Advocates for low-income Ohioans are urging lawmakers to take what they call a harmful provision out of the state budget bill. An amendment added by the Senate would impose asset limits for people using federal assistance for groceries, often referred to as food stamps.

The proposed legislation would end up putting a cap on vehicle assets for people using the Supplemental Nutrition Assistance Program, or SNAP, at $4,650.  Sen. Tim Schaffer (R-Lancaster) supports the measure saying it won't impact people who need public assistance to eat. 

"Yes, we want to make sure that the recipients are not well-to-do, that they actually need them. The purpose of public assistance is not to help people build savings accounts and investment portfolios, it's to help families in need," Schaffer said. 

But advocates for low-income people said that scenario is a myth, and argue this measure creates more bureaucratic hurdles for poor Ohioans, forcing them to choose between a car that can get them to work or a vital safety net for food.

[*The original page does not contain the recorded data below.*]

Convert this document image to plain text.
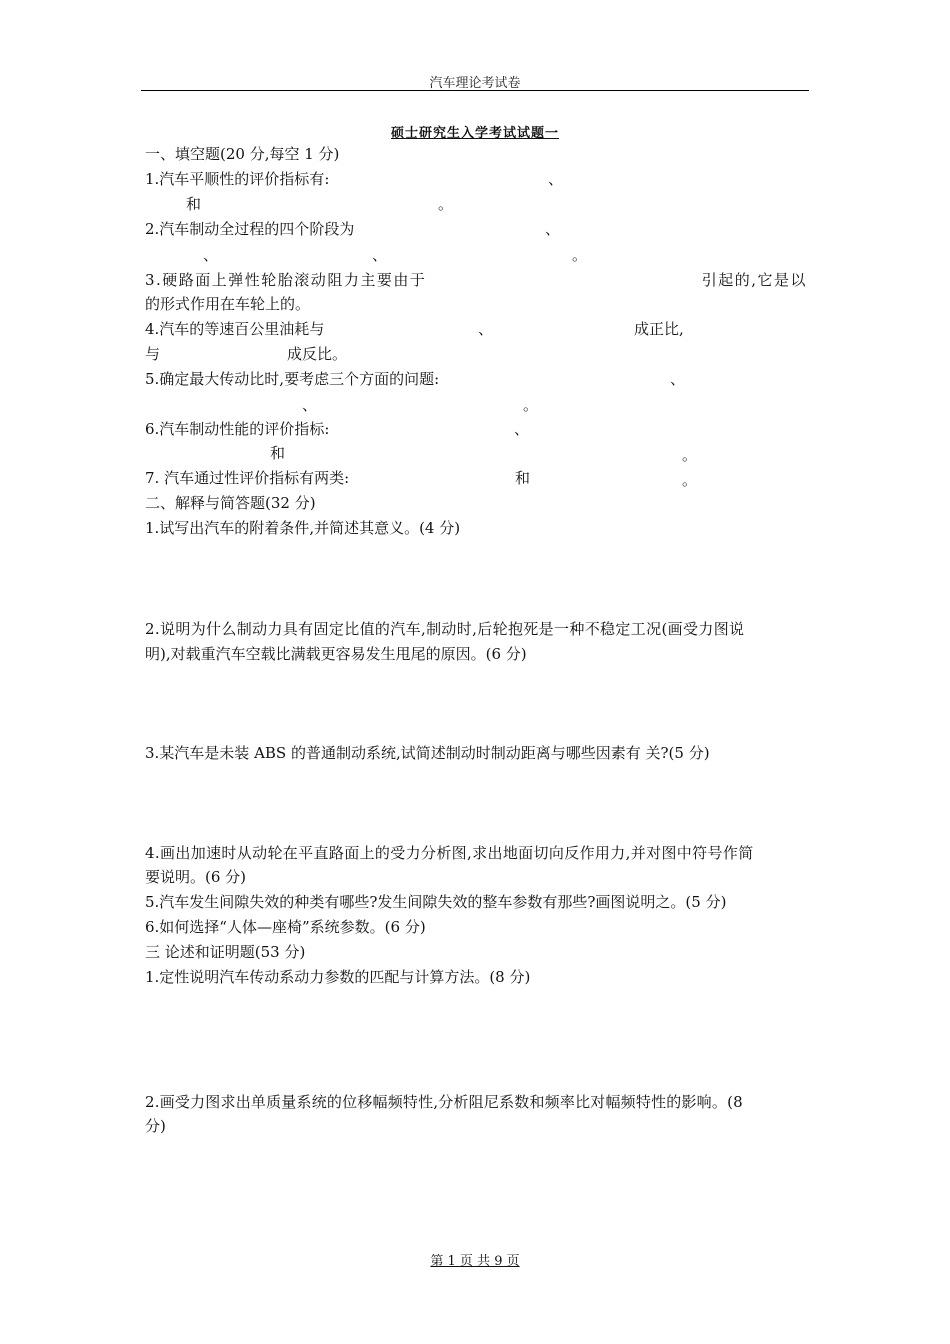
汽车理论考试卷
硕士研究生入学考试试题一
一、填空题(20 分,每空 1 分)
1.汽车平顺性的评价指标有:	、
和	。
2.汽车制动全过程的四个阶段为	、
、	、	。
3.硬路面上弹性轮胎滚动阻力主要由于	引起的,它是以
的形式作用在车轮上的。
4.汽车的等速百公里油耗与	、	成正比,
与	成反比。
5.确定最大传动比时,要考虑三个方面的问题:	、
、	。
6.汽车制动性能的评价指标:	、
和	。
7. 汽车通过性评价指标有两类:	和	。
二、解释与简答题(32 分)
1.试写出汽车的附着条件,并简述其意义。(4 分)
2.说明为什么制动力具有固定比值的汽车,制动时,后轮抱死是一种不稳定工况(画受力图说
明),对载重汽车空载比满载更容易发生甩尾的原因。(6 分)
3.某汽车是未装 ABS 的普通制动系统,试简述制动时制动距离与哪些因素有 关?(5 分)
4.画出加速时从动轮在平直路面上的受力分析图,求出地面切向反作用力,并对图中符号作简
要说明。(6 分)
5.汽车发生间隙失效的种类有哪些?发生间隙失效的整车参数有那些?画图说明之。(5 分)
6.如何选择“人体—座椅”系统参数。(6 分)
三 论述和证明题(53 分)
1.定性说明汽车传动系动力参数的匹配与计算方法。(8 分)
2.画受力图求出单质量系统的位移幅频特性,分析阻尼系数和频率比对幅频特性的影响。(8
分)
第 1 页 共 9 页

Lisa Hamler-Fugitt, Ohio Association of Foodbanks executive director, said strict regulations on SNAP are not needed when the rate of fraud in the program is very low.

"We need to be strengthening opportunities for low-income Ohioans, not pulling the rug out from underneath of them," Hamler-Fugitt said. "The last thing we want to do is see people render themselves to abject poverty because the opportunities and the chances for people to be able to claw your way out back into the middle class and mainstream are pretty much slim to none."

As Hamler-Fugitt explains, the provision stops the state from exercising the ability to waive the federal cap on asset limits.

The Ohio House and Senate are now working on a final budget proposal to approve and send to Gov. Mike DeWine (R-Ohio).